The paper tackles the problem of academic paper search by proposing Taxonomy-guided Semantic Indexing (TaxoIndex), a framework that organizes key concepts using an academic taxonomy to improve concept matching between queries and documents. Experiments show it brings significant improvements even with limited training data and enhances interpretability.

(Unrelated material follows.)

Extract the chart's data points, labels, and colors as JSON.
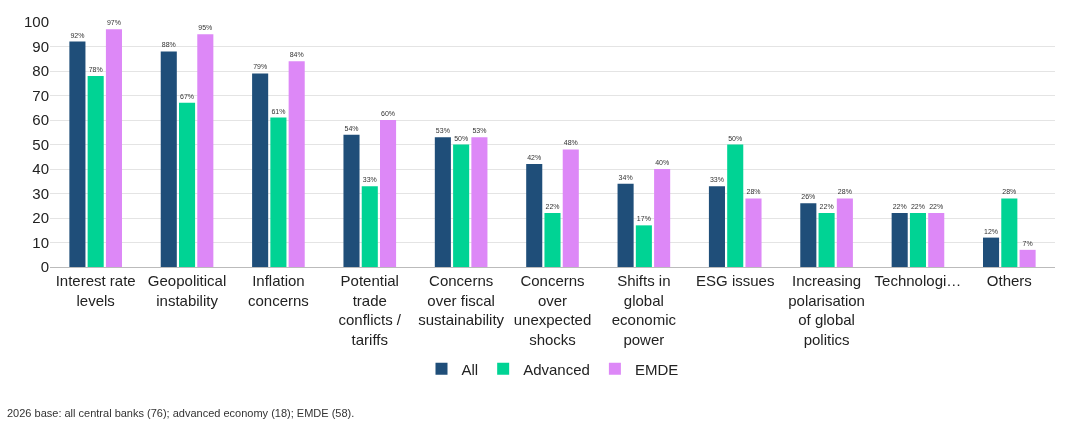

Academic paper search is an essential task for efficient literature discovery and scientific advancement. While dense retrieval has advanced various ad-hoc searches, it often struggles to match the underlying academic concepts between queries and documents, which is critical for paper search. To enable effective academic concept matching for paper search, we propose Taxonomy-guided Semantic Indexing (TaxoIndex) framework. TaxoIndex extracts key concepts from papers and organizes them as a semantic index guided by an academic taxonomy, and then leverages this index as foundational knowledge to identify academic concepts and link queries and documents. As a plug-and-play framework, TaxoIndex can be flexibly employed to enhance existing dense retrievers. Extensive experiments show that TaxoIndex brings significant improvements, even with highly limited training data, and greatly enhances interpretability.